I told you about Neila and Dennis in A Funeral for Your Dog. Of all the Rottweilers Neila has had, Dennis was her favorite. Neila has a very dark sense of humor and when she had Dennis put to sleep, she looked at the veterinarian and asked if he could load up a syringe of life-taking Euthasol for her as well. Obviously, the vet declined to do so.
Anyway, Neila was a mess for a long time. She told me, “If you think a heart can’t break, you’re wrong. I can feel mine, there in my chest, in fragments.”
Then, one night, Neila woke from a deep, dreamless sleep to the soft “whoosh whooshwhoosh” of a dog’s breath on her cheek. This wasn’t all that unusual, since she usually has at least four Rotts in the house at any given time and they’re all allowed to sleep wherever they choose. Sometimes, it’s up on the pillow next to Neila.
So, she reached over to give the dog a bit of a cuddle before drifting back to sleep. As she lazily stroked an ear, she encountered something she never thought to find again – an ear with a distinctive “V” carved out of it, thanks to a dispute with another dog. Dennis was the only dog who had ever had such an injury.
Neila smiled, pulled him close, kissed the top of his head, and went back to sleep. In the days that followed she began to pull herself out of her grief.
So, is Neila certifiably nuts? I don’t think so; she’s one of the most mentally stable people I know. Was she really awake, or just in that half-dreaming state between wakefulness and sleep? I don’t have an answer for that either.
Was it Dennis? Neila swears that it was. I’d like to believe that she’s right, but even if she’s not, the main thing is that she began to feel better.
When I lost Gloria, my main source of comfort was a belief in the Rainbow Bridge. I’ve always thought that even if it’s not mentioned in the Bible, a kind and caring God would have heard of the concept, decided that it was a good idea and built it after the fact. I wanted to believe that Gloria was somewhere that was a place of happiness. A place where old or ill dogs would be restored to youth and health and where she would play happily until the time came for me to join her.

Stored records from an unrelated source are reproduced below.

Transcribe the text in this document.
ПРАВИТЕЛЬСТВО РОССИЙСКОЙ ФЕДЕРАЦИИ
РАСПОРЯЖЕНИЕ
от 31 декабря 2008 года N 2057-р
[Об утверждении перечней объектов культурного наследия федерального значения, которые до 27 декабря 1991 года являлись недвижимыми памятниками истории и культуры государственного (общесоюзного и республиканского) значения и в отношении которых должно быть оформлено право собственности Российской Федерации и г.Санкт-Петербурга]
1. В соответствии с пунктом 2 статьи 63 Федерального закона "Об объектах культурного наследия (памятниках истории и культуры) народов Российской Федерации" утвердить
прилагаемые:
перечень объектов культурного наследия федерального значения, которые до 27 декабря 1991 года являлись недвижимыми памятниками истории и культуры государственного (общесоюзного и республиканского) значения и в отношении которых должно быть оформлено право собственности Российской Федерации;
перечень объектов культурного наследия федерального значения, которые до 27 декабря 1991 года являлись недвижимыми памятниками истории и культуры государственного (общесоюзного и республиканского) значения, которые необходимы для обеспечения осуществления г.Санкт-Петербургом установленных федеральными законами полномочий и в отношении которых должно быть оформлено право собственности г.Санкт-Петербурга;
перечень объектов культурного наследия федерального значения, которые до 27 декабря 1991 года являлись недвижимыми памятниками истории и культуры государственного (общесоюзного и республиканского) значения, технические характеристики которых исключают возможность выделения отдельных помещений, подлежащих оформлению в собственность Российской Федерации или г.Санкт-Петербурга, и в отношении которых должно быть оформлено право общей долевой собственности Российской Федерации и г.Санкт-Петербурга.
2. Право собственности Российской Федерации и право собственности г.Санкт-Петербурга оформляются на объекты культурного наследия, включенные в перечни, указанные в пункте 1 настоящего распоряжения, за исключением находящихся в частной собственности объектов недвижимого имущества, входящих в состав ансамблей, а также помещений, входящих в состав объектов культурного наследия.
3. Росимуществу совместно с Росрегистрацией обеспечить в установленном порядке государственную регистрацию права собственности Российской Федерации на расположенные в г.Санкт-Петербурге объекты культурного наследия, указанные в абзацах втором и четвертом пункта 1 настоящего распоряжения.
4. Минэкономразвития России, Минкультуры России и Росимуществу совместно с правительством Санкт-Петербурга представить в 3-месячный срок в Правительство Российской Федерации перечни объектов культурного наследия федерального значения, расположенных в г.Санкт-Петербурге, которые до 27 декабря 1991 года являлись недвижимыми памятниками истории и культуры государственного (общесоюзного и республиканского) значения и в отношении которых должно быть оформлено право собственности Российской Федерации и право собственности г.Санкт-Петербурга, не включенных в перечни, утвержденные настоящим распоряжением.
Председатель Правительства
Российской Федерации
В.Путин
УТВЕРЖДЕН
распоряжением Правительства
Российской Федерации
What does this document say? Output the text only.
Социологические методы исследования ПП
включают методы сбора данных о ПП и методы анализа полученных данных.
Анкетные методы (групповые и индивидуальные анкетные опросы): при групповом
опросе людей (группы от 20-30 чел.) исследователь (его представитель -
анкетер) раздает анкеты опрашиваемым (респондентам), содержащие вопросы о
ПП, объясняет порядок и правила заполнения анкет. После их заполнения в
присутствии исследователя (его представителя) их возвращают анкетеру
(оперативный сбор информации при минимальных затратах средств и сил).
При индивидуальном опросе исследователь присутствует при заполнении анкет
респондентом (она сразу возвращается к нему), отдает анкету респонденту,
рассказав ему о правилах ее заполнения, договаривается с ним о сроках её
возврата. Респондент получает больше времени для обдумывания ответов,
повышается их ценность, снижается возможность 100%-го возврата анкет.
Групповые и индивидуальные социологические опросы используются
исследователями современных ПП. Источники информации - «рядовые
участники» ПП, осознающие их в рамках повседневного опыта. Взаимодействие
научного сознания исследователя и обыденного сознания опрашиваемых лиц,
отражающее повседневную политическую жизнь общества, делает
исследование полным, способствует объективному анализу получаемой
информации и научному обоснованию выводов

I ached after losing her. It was a very real pain, not just emotional – I felt it in every tired, sore bone in my body and in every tear that burned its way down my cheek. I didn’t know how to go on.
One night, I dreamed of the Rainbow Bridge. It was such a realistic dream – I could feel the soft grass under my feet as I approached the Bridge and I could smell the flowers and feel the warmth of the sun on my body. And I could see Gloria on the other side, her ears perked up as she recognized me and broke from the pack of other dogs she’d been playing with – some of whom were other dogs I’d lost. As I was about to cross the Bridge and take her in my arms, I woke.
Sometimes I wonder if something had gone wrong with me in the night and what I dreamed was actually a “near death” experience. Of course, maybe it was just an exceptionally vivid dream. Either way, I woke crying, because I had wanted so very, very much to hold Gloria again.
I dragged myself out of bed and stumbled over to the window to open the curtains. And there, in the sky, was a double rainbow.
Coincidence? Almost certainly. Comforting? Definitely.
Do the ghosts of our dogs come back to comfort us? Many of us want to believe that they do. I suppose that most supposedly paranormal experiences have a logical explanation. But in the face of an overwhelming loss, logic often takes a back seat to what the heart wants to tell us. So whether “ghost dogs” are real or just a manifestation of what our minds want to tell us, it really doesn’t matter. What does matter is that we get the comfort we need to move on without our dogs.
I hope you have enjoyed these “non-scary” ghost dog stories. Happy Halloween, everyone!